Backing her up is the 2015 Trust Barometer Survey, released every year at the World Economic Forum in Davos that’s ongoing now. Two out of every three consumers in the 27 countries surveyed said they were unable to cope with the fast pace of technology development. Ms. Foroohar didn’t mention this, but we’re already on the knee of the technology exponential. As change moves into the vertical part of the curve and accelerates at a blinding pace, what will consumers do then? Taking a Trust survey will be pointless.
I suppose this might be why she’s so concerned. Warning to tech giants: The average Joe, she believes, will line up behind politicians promising to do something about it.
What might they do?
Expect more push back on sharing economy companies that skirt local regulation, a greater focus on the monopoly power of mammoth tech companies, and closer scrutiny of the personal wealth of tech titans themselves.
You’ve been warned, Tech Giants. Get with it, or else.
Or else what? Let’s see . . . “expect more push back,” she says. Who is doing the pushing in the first place? Companies like Apple, Google, Amazon, Microsoft, or IBM? When was the last time you saw Jeff Bezos or Tim Cook “pushing” something in the coercive sense? Whatever it is they’re offering can always be declined. Millions of people do it. The phrase “No, thanks” comes to mind. Average Joes are free to use it whenever they wish. Even Joes way above or below average have been known to use it.
Maybe they’ve been habituated with government programs that don’t allow saying no without suffering a penalty, like the income tax and ObamaCare.
Note: Governments push in the coercive sense. They also push back coercively whenever their subjects resist laws or regulations they don’t like.
But aren’t these tech mammoths monopolies? If they were, they’d be pretty much impervious to competition and consumer wishes. That’s hardly the case with the ones making headlines with new products. To repeat: Anyone uncomfortable about the pace of technology can stop buying the gadgets and services the techs are offering.

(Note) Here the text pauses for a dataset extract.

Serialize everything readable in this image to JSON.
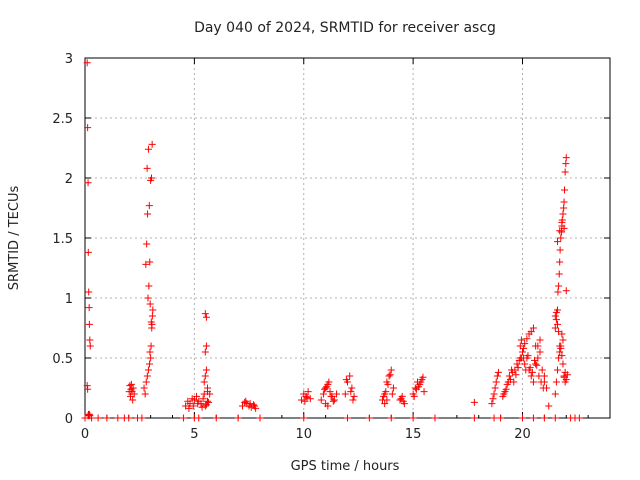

I don’t question the veracity of the Trust Barometer survey, but I would like to remind Ms. Foroohar of another poll taken every day, 24/7. I’m referring to the free market, of course, where surveys are carried out by way of the buying decisions of consumers. Unlike other surveys this one is comprehensive. It is democracy in action, people voting or abstaining from voting by buying or not buying. Want to get a tech giant’s attention? Stop buying their products. They’ll get the message.
We all know people who don’t embrace the latest and greatest. I have a buddy who is very happy with his iPhone 4s and not at all interested in the latest models. I have another friend who would almost prefer death to using any digital device. A very prolific writer still uses PC-AT keyboards of the 1980s because he found they get the job done better than newer ones. I promised my father shortly before his death that I would get our mother to use email. Never happened, and she was perfectly content without it. My siblings wade slowly into the tech world, but they’ve never mentioned being overwhelmed by it.
Of those who buy digital gadgets or do their shopping online, the message consumers are sending is give us more — more features, more memory, faster processors, more delivery options — at the same or lower price. Most of them can’t wait to get something better. Knowing this is where their profits lie, tech companies do what they can to comply. This is capitalism in action. This is freedom in action.
For decades we’ve heard how fabulously rich some of the “tech titans” are, and now that a consumer survey shows distrust is in the air Ms. Foroohar expects government to scrutinize their wealth more closely. She doesn’t say why, but I suppose it has something to do with envy.
Long ago sociologist Franz Oppenheimer made the distinction between the political means and the economic means of acquiring wealth. The first is by theft, the second, production. The state provides the political means of getting rich through confiscation and favors — favors that include antitrust investigations targeting one’s competitors, for example. Any big company that wants no part of politics would soon change course, as they become ripe targets for bribe-seeking legislators who threaten some new regulation or investigation. It is the state apparatus, not the free market, that makes possible entrenched business corruption. Rent-seeking, as it’s called, is a way of increasing one’s share of existing wealth without creating wealth.
And speaking of monopolies . . .
Why is she so concerned with the threat of monopolistic power yet makes no mention of actual monopolies, such as the state itself and its counterfeiter, the central bank? As noted above we can remove ourselves from the effects of any market entity but how in the world can average Joes avoid the greedy and threatening reach of the state? How can they avoid losing wealth if they have no other option than the central bank’s monopoly money?
Maybe technology and entrepreneurship will solve these problems in short order. I hope so.
Ms. Foroohar, a graduate of Columbia, a member of the Council on Foreign Relations, and an occasional commentator on various TV shows, is well-aware of the points presented here, I’m sure. Why she turns her back on them is a mystery.